Biden promises ‘once-in-a-generation’ investment during pitch for $2 trillion infrastructure and climate plan
President Joe Biden unveiled a roughly $2 trillion jobs proposal focused on infrastructure and the climate crisis in a speech in Pittsburgh on Wednesday, stressing his support of labor unions and his hope the investment would lift the middle class.
The President’s next major legislative push, the American Jobs Plan, would heavily invest in rebuilding the nation’s crumbling infrastructure and shift to greener energy over the next eight years. Biden plans to pay for his proposal by raising corporate taxes and eliminating tax breaks for fossil fuels, which was one of his core campaign promises. The White House says this tax hike would raise more than $2 trillion over the next 15 years.
“It’s not a plan that tinkers around the edges,” Biden said. “It’s a once-in-a-generation investment in America, unlike anything we’ve seen or done since we built the Interstate Highway System and the Space Race decades ago.”

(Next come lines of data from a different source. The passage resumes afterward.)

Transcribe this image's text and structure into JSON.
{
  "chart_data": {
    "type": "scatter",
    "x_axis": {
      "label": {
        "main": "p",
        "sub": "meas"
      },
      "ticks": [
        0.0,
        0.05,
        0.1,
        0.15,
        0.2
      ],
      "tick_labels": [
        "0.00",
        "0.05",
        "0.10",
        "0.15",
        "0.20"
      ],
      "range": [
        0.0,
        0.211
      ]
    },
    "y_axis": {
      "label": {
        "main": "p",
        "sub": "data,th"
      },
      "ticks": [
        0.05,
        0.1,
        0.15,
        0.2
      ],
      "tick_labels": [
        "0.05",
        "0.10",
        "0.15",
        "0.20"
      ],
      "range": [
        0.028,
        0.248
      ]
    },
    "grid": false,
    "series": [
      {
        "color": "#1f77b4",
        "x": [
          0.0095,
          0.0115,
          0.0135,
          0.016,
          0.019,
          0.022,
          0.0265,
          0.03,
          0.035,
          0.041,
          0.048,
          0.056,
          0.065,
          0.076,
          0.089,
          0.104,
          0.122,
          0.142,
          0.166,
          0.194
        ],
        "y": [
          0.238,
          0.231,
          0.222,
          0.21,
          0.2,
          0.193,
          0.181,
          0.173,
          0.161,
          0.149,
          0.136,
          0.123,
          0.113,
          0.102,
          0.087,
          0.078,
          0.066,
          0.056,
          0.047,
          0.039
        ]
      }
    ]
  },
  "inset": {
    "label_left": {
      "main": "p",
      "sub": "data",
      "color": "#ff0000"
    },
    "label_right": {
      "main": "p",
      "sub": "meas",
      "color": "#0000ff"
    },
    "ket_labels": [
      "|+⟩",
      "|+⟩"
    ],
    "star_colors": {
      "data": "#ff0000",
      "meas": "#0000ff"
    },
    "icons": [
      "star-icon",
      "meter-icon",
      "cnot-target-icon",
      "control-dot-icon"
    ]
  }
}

Biden made the case the spending would pay for desperately needed upgrades for roads and bridges as well ports and airports — all while helping to reduce climate change.
“It’s the largest American jobs investment since World War II. It’ll create millions of jobs, good paying jobs, it’ll grow the economy, make us more competitive around the world, promote our national security interests and put us in a position to win the global competition with China in the upcoming years,” Biden said.
“It’s big, yes. It’s bold, yes. And we can get it done,” he added.
“We have to move now,” Biden said. “I’m convinced if we act now in 50 years people are going to look back and say this was the moment that American won the future.”
Biden said his proposal would modernize 20,000 miles of run-down highways, roads and main streets and 10,000 bridges. It would also fix “10 of the nation’s most economically significant bridges in America that require replacement.”
The President emphasized his proposal would create hundreds of thousands of jobs while tackling the climate crisis and reducing emissions. It would build a “modern, resilient and fully clean grid,” Biden said, and creating a nationwide network of 500,000 charging stations for electric cars.
Biden pointed to the power outages in Texas that occurred during recent winter storms as an example of American power grids needing upgrades and being “vulnerable to storms, catastrophic failures and security lapses.”
The proposal also includes building or retrofitting more than 2 million homes or housing units, replacing every lead pipe in the country and ensuring that all Americans have access to affordable, reliable and high-speed broadband.
It also calls for investments in manufacturing, transportation, research and development, bolstering caregiving for aging and disabled Americans and building new public schools and upgrading existing buildings.
Biden said he would invite Republicans into the Oval Office at the White House and listen to their thoughts on his infrastructure proposal.
“The divisions of the moment shouldn’t stop us from doing the right thing for the future,” Biden said.
The President noted that infrastructure has historically been a bipartisan undertaking, but the issue of how to pay for the proposal is where the negotiations on Capitol Hill are likely to get sticky.
Biden laid out his plans to pay for the investments in infrastructure, which includes raising corporate taxes, a core campaign promise. Biden would raise the corporate income tax rate to 28%, up from 21%. The rate had been as high as 35% before former President Donald Trump and congressional Republicans cut taxes in 2017.
Biden would also make it harder for US companies to acquire or merge with a foreign business to avoid paying US taxes by claiming to be a foreign company, and would increase the minimum tax on US corporations to 21%.
The President said he was open to other ideas on how to pay for the proposal as long as it did not impose any tax increase on individual Americans making less than $400,000.
While this first proposal would be the most likely to earn GOP votes, given its emphasis on traditional infrastructure projects, it’s unlikely to do so because of the tax increases. That means Senate Democrats are looking to potentially use the same onerous budget process they used to pass the Covid-19 economic relief bill with just a simple Democratic majority. But passage is far from certain.
The plan is the first of a two-part proposal to help the nation’s economy recover from the coronavirus pandemic. The other is expected to be a set of investments aimed at helping American workers and boosting education.
The President said in a few weeks he would be laying out the second part of his proposal, the American Families Plan.
The White House says the plan would benefit communities of color, rural Americans and others burdened by the nation’s decaying infrastructure.
Biden announced his sweeping infrastructure plan from a city that carries personal significance. Pittsburgh is the city in which he launched his bid for the White House about two years ago.